Mehr interaktiver Wes-Anderson-Film als Lucasarts-Adventure

Jetzt habe ich in der Einleitung die Genrebezeichnung “Adventure” verwendet, aber mittlerweile ist das ein weit gedehnter Begriff. Tatsächlich dürft ihr euch hier kein klassisches Point & Click vorstellen, wo ihr euch das Gehirn an wirren Rätseln verbiegen könnt. Davon gibt es hier so gut wie keine. Stattdessen schlägt Slow Bros eher in die Kerbe eines Life is Strange oder Dear Esther: Im Fokus steht eine sehr dialoglastige, lineare Handlung, die ab und an mit kleinen, unkomplizierten Mini-Spielen aufgelockert wird. Ihr steuert dann zum Beispiel ein Fahrzeug oder löst kleinere Aufgaben an einem Computer. Scheitern könnt ihr dabei nicht. Auf Dialoge nehmt ihr Einfluss, indem ihr Fragen oder Antworten auswählt, aber sie haben selten einen Effekt auf den Story-Verlauf. Etwas Freiheit habt ihr bei der Bewältigung von Nebenaufgaben: Diese könnt ihr bei Bedarf auch einfach ignorieren. Ihr würdet dann aber Informationen verpassen, die die liebevoll gestaltete Spielwelt weiter ausschmücken.

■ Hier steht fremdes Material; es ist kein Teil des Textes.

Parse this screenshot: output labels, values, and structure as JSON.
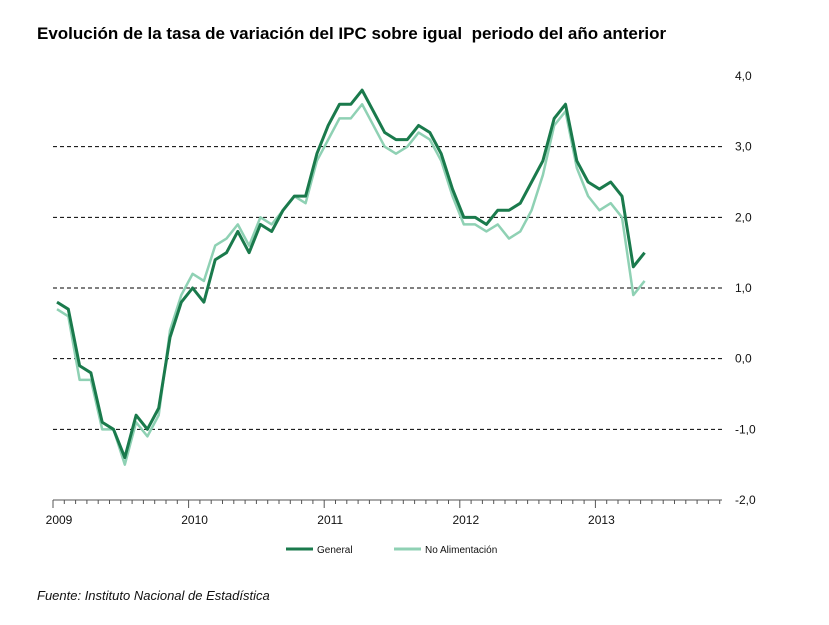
{
  "title": "Evolución de la tasa de variación del IPC sobre igual  periodo del año anterior",
  "source": "Fuente: Instituto Nacional de Estadística",
  "colors": {
    "general": "#1a7a4c",
    "no_alimentacion": "#8fd1b4",
    "grid": "#000000",
    "axis": "#555555"
  },
  "chart_data": {
    "type": "line",
    "title": "Evolución de la tasa de variación del IPC sobre igual  periodo del año anterior",
    "xlabel": "",
    "ylabel": "",
    "ylim": [
      -2.0,
      4.0
    ],
    "y_ticks": [
      4.0,
      3.0,
      2.0,
      1.0,
      0.0,
      -1.0,
      -2.0
    ],
    "y_tick_labels": [
      "4,0",
      "3,0",
      "2,0",
      "1,0",
      "0,0",
      "-1,0",
      "-2,0"
    ],
    "x_tick_labels": [
      "2009",
      "2010",
      "2011",
      "2012",
      "2013"
    ],
    "gridlines_dashed_at": [
      3.0,
      2.0,
      1.0,
      0.0,
      -1.0
    ],
    "y_axis_position": "right",
    "legend_placement": "bottom-center",
    "x_unit": "month index starting Jan 2009",
    "series": [
      {
        "name": "General",
        "values": [
          0.8,
          0.7,
          -0.1,
          -0.2,
          -0.9,
          -1.0,
          -1.4,
          -0.8,
          -1.0,
          -0.7,
          0.3,
          0.8,
          1.0,
          0.8,
          1.4,
          1.5,
          1.8,
          1.5,
          1.9,
          1.8,
          2.1,
          2.3,
          2.3,
          2.9,
          3.3,
          3.6,
          3.6,
          3.8,
          3.5,
          3.2,
          3.1,
          3.1,
          3.3,
          3.2,
          2.9,
          2.4,
          2.0,
          2.0,
          1.9,
          2.1,
          2.1,
          2.2,
          2.5,
          2.8,
          3.4,
          3.6,
          2.8,
          2.5,
          2.4,
          2.5,
          2.3,
          1.3,
          1.5
        ]
      },
      {
        "name": "No Alimentación",
        "values": [
          0.7,
          0.6,
          -0.3,
          -0.3,
          -1.0,
          -1.0,
          -1.5,
          -0.9,
          -1.1,
          -0.8,
          0.4,
          0.9,
          1.2,
          1.1,
          1.6,
          1.7,
          1.9,
          1.6,
          2.0,
          1.9,
          2.1,
          2.3,
          2.2,
          2.8,
          3.1,
          3.4,
          3.4,
          3.6,
          3.3,
          3.0,
          2.9,
          3.0,
          3.2,
          3.1,
          2.8,
          2.3,
          1.9,
          1.9,
          1.8,
          1.9,
          1.7,
          1.8,
          2.1,
          2.6,
          3.3,
          3.5,
          2.7,
          2.3,
          2.1,
          2.2,
          2.0,
          0.9,
          1.1
        ]
      }
    ]
  }
}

Den Protagonisten Harold steuert ihr per Analogstick auf dem Gamepad durch Areale, deren Zugänglichkeit von dem Storyfortschritt abhängig ist. Ihr werdet also öfter an verschlossenen Türen vorbeilaufen, die sich erst später für euch öffnen. Interaktionen mit Objekten gibt es nicht sonderlich viele. Ab und an könnt ihr einen Knopf drücken, der dann eine Maschine oder ähnliches aktiviert. Davon ab lädt das Spiel eher dazu ein, auch mal in einem Raum stehen zu bleiben und die Details aufzusaugen. Harold kommentiert also nicht alles frech wie ein Guybrush Treepwood, sondern lässt euch bewusst Impressionen in Ruhe selbst erfassen.

Das liest sich ein wenig so wie eine "Walking Sim", oder? Den Begriff mag ich nicht, aber ihr wisst sicherlich sofort, was gemeint ist: Narrative Adventures, bei denen es nicht viele klassische Spielelemente gibt, die euch herausfordern.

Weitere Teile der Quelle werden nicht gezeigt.